По брусчатке раскатился грохот копыт – из засаженной липами перспективы бульвара вылетели трое конных. Вид их не сулил ничего хорошего: лица остервенелые, в руке головного, жандармского ротмистра, судорожно ходил пистолет, у остальных – сабли наголо. Мундир офицера распахнут на груди; рукав разорвал от плеча до самого обшлага. Кепи с латунной жандармской гренадкой поверх перекрещенных сабель, потерялось бог весть где; кони дышат тяжело, храпят, косят на людей недобрыми, в кровавых прожилках, глазами.
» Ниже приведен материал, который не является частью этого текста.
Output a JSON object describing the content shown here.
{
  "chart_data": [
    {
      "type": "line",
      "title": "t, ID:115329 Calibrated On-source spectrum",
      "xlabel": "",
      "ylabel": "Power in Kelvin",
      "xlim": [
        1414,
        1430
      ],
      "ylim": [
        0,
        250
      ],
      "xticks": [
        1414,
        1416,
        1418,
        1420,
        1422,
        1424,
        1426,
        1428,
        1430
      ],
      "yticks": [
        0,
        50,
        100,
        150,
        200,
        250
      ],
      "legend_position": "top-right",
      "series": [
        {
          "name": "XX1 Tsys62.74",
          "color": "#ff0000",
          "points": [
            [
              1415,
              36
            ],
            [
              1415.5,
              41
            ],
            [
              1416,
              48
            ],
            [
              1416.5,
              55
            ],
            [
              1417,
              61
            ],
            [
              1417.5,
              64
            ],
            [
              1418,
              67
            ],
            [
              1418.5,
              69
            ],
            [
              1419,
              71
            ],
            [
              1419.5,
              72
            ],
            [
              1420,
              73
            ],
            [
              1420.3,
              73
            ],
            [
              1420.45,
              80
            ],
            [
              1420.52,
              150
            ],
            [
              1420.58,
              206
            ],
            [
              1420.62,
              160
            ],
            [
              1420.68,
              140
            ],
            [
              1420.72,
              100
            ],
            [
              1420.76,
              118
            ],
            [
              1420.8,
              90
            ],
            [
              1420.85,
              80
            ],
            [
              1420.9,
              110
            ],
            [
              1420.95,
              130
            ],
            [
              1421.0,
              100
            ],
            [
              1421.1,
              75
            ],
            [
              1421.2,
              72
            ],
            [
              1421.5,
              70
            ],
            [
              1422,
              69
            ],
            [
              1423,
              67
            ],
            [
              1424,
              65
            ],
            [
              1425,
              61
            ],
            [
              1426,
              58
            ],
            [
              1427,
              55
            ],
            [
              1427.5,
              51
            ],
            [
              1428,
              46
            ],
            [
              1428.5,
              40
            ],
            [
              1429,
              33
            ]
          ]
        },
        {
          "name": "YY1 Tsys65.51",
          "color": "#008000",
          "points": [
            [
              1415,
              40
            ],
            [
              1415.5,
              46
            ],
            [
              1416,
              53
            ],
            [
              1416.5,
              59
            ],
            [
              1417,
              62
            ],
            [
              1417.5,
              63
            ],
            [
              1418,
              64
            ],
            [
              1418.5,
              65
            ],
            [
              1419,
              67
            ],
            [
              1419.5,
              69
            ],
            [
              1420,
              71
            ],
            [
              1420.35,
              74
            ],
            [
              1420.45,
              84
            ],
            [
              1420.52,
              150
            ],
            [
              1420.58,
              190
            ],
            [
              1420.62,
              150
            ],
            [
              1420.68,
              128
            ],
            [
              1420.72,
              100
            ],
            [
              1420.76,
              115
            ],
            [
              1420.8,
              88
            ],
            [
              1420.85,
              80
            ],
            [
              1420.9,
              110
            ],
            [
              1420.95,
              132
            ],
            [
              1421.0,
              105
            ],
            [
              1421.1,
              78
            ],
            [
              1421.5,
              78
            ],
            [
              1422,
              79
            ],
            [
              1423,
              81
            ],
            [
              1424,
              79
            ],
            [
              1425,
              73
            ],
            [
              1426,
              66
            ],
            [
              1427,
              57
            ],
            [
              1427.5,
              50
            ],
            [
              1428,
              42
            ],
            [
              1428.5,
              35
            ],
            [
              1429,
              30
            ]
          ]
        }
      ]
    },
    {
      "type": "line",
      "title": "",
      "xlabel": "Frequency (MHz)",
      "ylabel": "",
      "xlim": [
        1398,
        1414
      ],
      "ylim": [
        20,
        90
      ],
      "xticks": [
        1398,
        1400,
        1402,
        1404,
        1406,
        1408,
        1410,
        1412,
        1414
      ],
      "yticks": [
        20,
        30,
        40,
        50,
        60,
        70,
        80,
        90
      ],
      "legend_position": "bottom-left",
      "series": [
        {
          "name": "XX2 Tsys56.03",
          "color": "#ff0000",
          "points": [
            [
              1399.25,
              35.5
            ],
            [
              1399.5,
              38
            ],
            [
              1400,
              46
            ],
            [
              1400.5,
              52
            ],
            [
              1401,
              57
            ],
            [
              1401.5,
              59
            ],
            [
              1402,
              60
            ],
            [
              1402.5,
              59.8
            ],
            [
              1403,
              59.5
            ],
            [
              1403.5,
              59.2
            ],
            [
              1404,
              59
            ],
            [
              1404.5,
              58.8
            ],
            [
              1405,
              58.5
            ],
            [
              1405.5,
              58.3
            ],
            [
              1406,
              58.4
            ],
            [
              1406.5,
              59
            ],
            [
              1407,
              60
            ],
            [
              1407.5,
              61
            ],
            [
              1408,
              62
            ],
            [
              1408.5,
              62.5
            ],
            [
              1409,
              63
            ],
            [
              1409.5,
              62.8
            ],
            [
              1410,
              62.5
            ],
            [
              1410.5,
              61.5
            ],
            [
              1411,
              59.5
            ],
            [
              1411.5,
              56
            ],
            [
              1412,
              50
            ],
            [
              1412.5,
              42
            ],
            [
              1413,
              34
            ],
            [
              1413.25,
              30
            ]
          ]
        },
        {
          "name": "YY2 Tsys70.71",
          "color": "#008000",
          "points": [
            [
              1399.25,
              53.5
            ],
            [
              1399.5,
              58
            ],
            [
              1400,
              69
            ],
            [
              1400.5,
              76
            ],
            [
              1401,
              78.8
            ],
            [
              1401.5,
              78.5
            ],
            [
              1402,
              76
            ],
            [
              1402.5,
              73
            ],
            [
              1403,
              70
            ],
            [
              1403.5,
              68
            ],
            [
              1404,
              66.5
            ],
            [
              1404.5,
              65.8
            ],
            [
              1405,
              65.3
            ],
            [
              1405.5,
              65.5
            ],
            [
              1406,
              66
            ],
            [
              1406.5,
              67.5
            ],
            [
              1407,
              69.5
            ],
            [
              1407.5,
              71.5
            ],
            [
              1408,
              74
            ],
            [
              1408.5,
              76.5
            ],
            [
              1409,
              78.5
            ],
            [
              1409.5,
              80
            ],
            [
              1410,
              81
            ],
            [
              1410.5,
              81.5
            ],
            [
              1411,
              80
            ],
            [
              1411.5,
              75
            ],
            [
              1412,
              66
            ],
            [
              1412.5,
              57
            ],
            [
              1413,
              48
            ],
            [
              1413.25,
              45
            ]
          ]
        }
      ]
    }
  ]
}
– Прапорщик, ко мне, живо!
Не успел Ремер сделать и трёх шагов, как за спиной громыхнуло – да так, что кони присели на зады. Жандарм не удержался, полетел на булыжную мостовую, теряя саблю. Зауряд-прапорщик, получивший под зад пинок взрывной волны, покатился по брусчатке. Комендантские вояки, глазевшие на жандармов, попадали за мешки с цементом.
Сложенная из тёсаного камня стена, отделявшая аллею от территории Университета, вспучилась пыльно-бурым облаком. По всей улице сыпануло весёлым хрустальным звоном – с фасадов домов водопадом сыпались осколки стекла, кое-где уже раздавались женские крики. По брусчатке веером разлетелось каменное крошево; с ближайшей липы ударной волной ободрало листву, и теперь она беспомощно кружила по всей улице. А и из клубящейся пыли пёрло нечто – шипастое, скрежещущее, брызжущее ядовито-пахучим паром из хитиновых сочленений. Инрийский арахнид перебрался через груду щебня, в которую превратилась увитая плющом стена, и пошёл, высоко задирая суставчатые ходули. Там, где у обычных пауков располагались бы жвала, у этой твари торчали конические трубы метателей. Вот, правая шевельнулась и извергла в направлении позиции огнемёта струю грязно-зелёной пены. Недолёт – «плевок» членистоногой гадины растёкся пузырящейся лужей по брусчатке, по ноздрям шибануло кислотной вонью.